Longtemps sous-estimée, la ‘Ndrangheta s’est développée discrètement durant des décennies alors que les autorités concentraient leurs efforts sur Cosa Nostra, la mafia sicilienne décrite dans des films comme Le Parrain. Basée en Calabre, une région très pauvre située dans la pointe de la Botte italienne, la ‘Ndrangheta est la plus riche et la plus puissante des mafias italiennes, devant Cosa Nostra en Sicile et la Camorra napolitaine. Présente dans une quarantaine de pays, elle exerce sur sa terre d’origine une emprise étouffante, infiltrant et corrompant l’administration tout en faisant régner sa loi de fer sur la population. Aujourd’hui, les experts estiment que la ‘Ndrangheta, composée d’environ 150 familles calabraises, réalise un chiffre d’affaires annuel d’une cinquantaine de milliards d’euros à travers le monde.
• Comment l’Italie a-t-elle réussi à mettre en place un tel procès ?

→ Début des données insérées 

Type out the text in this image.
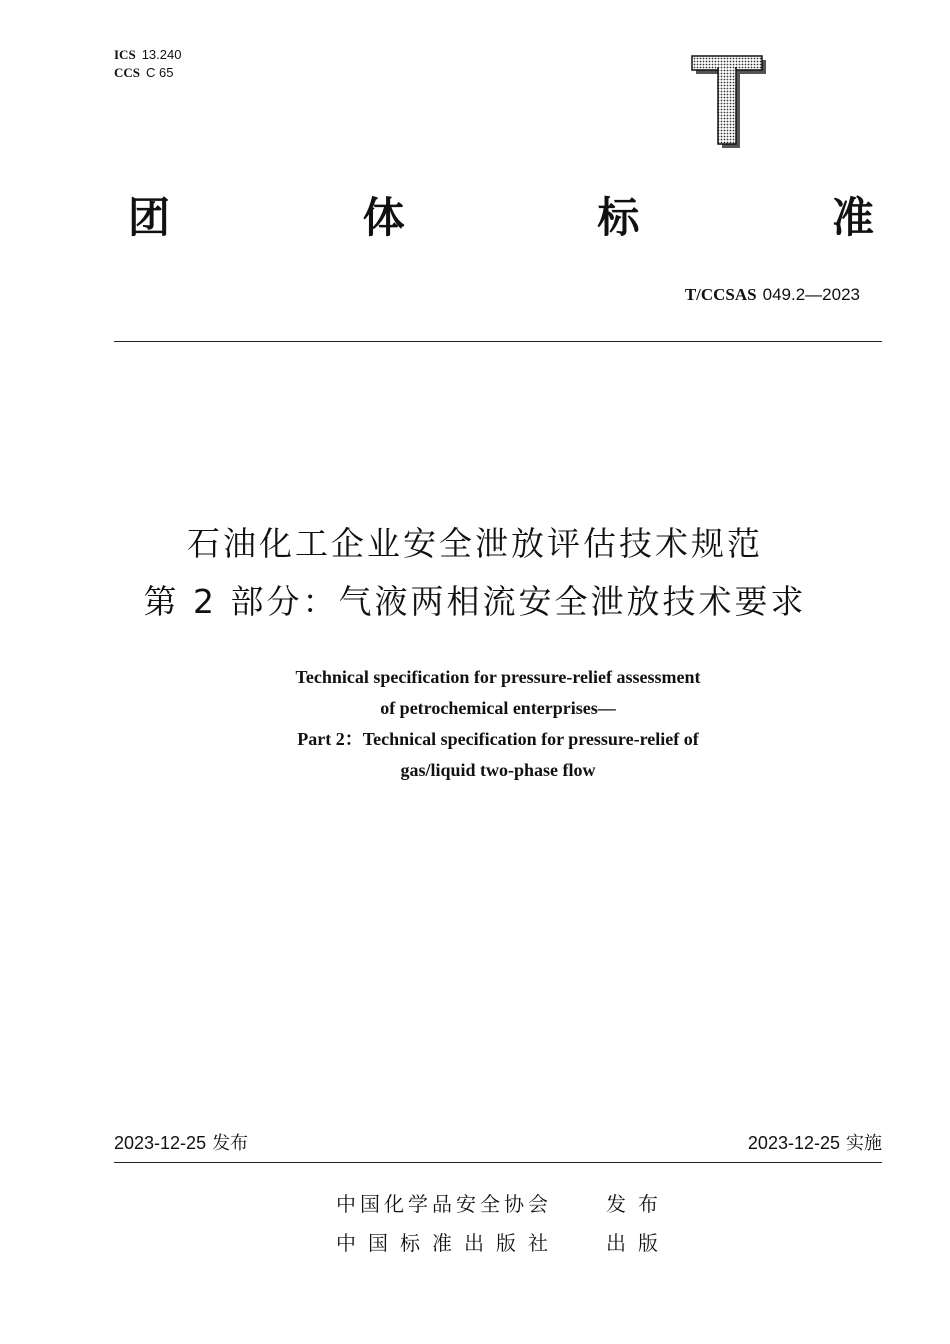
ICS 13.240
CCS C 65
团	体	标	准
T/CCSAS 049.2—2023
石油化工企业安全泄放评估技术规范
第 2 部分：气液两相流安全泄放技术要求
Technical specification for pressure-relief assessment
of petrochemical enterprises—
Part 2：Technical specification for pressure-relief of
gas/liquid two-phase flow
2023-12-25 发布	2023-12-25 实施
中国化学品安全协会	发布
中国标准出版社 出版
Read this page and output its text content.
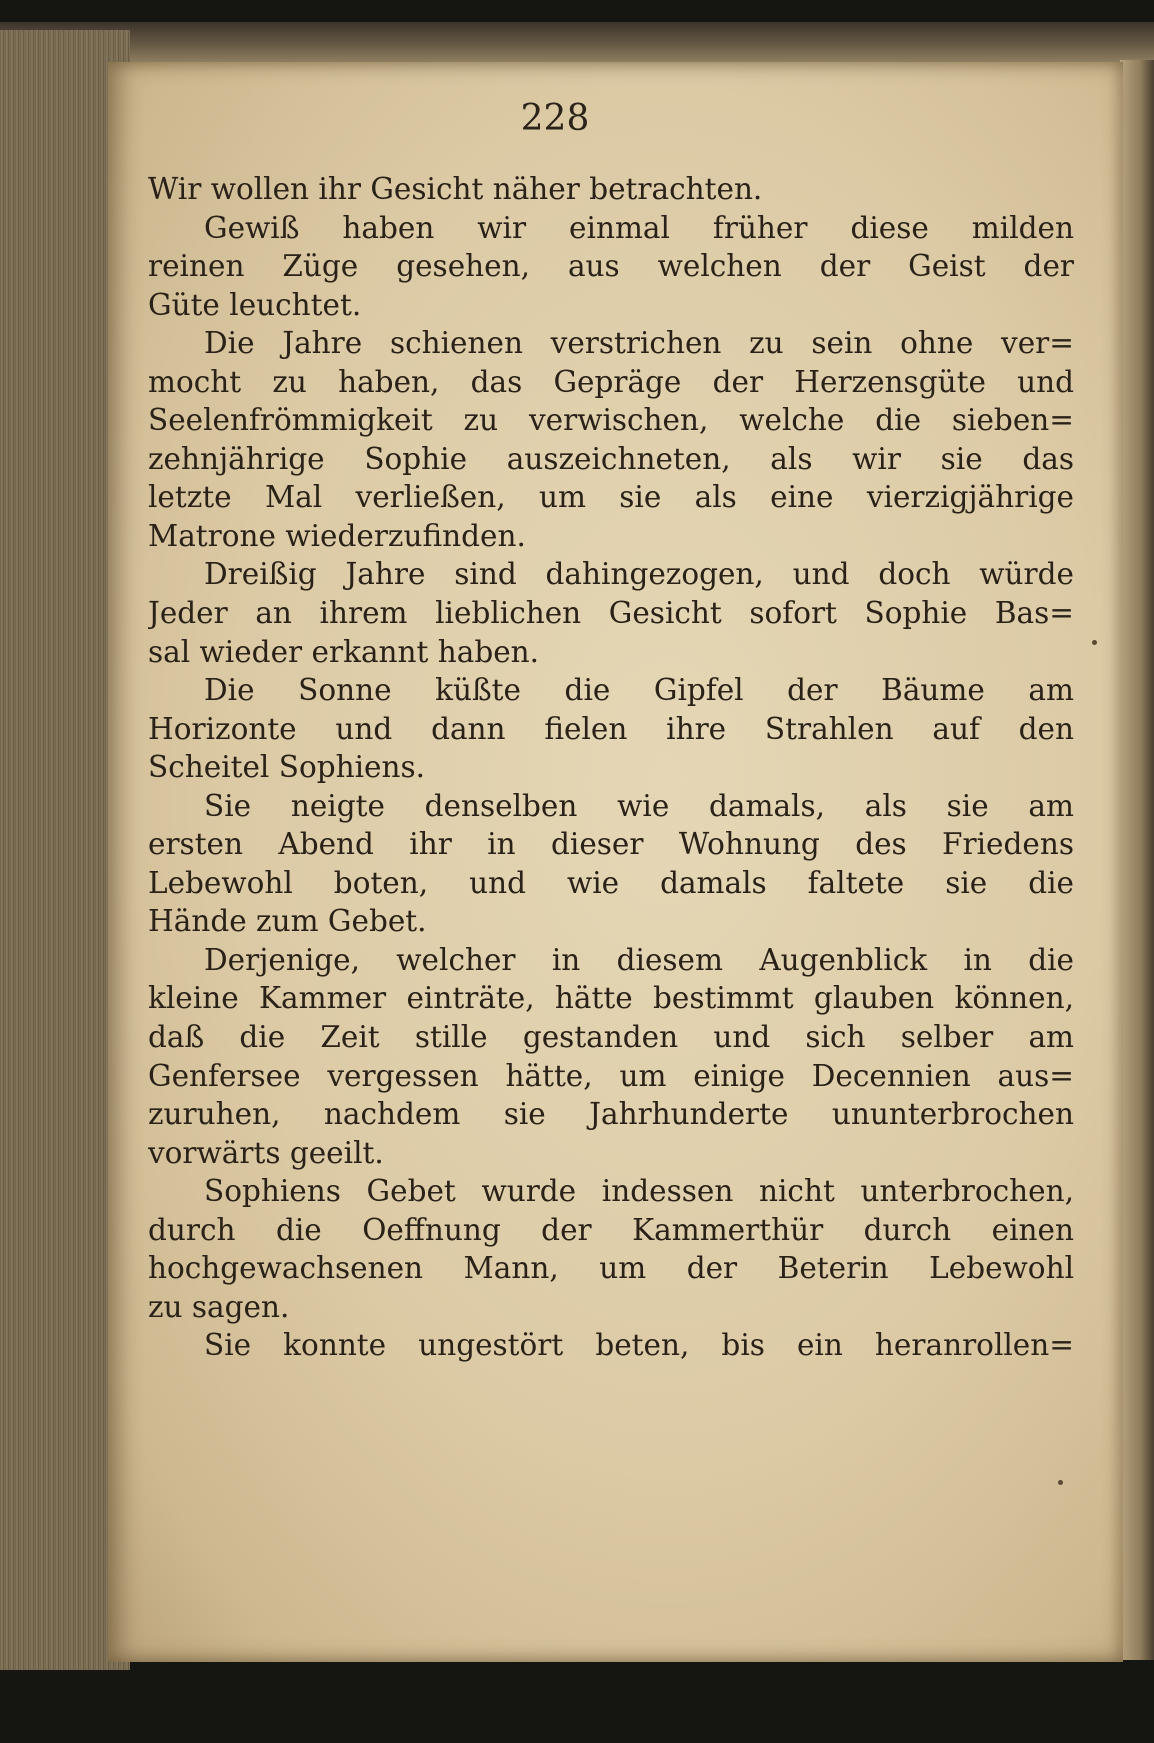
228
Wir wollen ihr Gesicht näher betrachten.
Gewiß haben wir einmal früher diese milden
reinen Züge gesehen, aus welchen der Geist der
Güte leuchtet.
Die Jahre schienen verstrichen zu sein ohne ver=
mocht zu haben, das Gepräge der Herzensgüte und
Seelenfrömmigkeit zu verwischen, welche die sieben=
zehnjährige Sophie auszeichneten, als wir sie das
letzte Mal verließen, um sie als eine vierzigjährige
Matrone wiederzufinden.
Dreißig Jahre sind dahingezogen, und doch würde
Jeder an ihrem lieblichen Gesicht sofort Sophie Bas=
sal wieder erkannt haben.
Die Sonne küßte die Gipfel der Bäume am
Horizonte und dann fielen ihre Strahlen auf den
Scheitel Sophiens.
Sie neigte denselben wie damals, als sie am
ersten Abend ihr in dieser Wohnung des Friedens
Lebewohl boten, und wie damals faltete sie die
Hände zum Gebet.
Derjenige, welcher in diesem Augenblick in die
kleine Kammer einträte, hätte bestimmt glauben können,
daß die Zeit stille gestanden und sich selber am
Genfersee vergessen hätte, um einige Decennien aus=
zuruhen, nachdem sie Jahrhunderte ununterbrochen
vorwärts geeilt.
Sophiens Gebet wurde indessen nicht unterbrochen,
durch die Oeffnung der Kammerthür durch einen
hochgewachsenen Mann, um der Beterin Lebewohl
zu sagen.
Sie konnte ungestört beten, bis ein heranrollen=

Avec l’aide d’Interpol, l’Italie est parvenue ces dernières années à resserrer son étau sur le réseau criminel, entraînant les polices du monde entier à reconnaître les activités de la ‘Ndrangheta sur leur territoire et à s’y attaquer. Depuis janvier 2021, trois juges ont auditionné durant des milliers d’heures des témoins, parmi lesquels une cinquantaine de mafieux repentis devenus collaborateurs de justice, sur les activités de la famille Mancuso et de ses associés, un important clan de la ‘Ndrangheta contrôlant la province de Vibo Valentia.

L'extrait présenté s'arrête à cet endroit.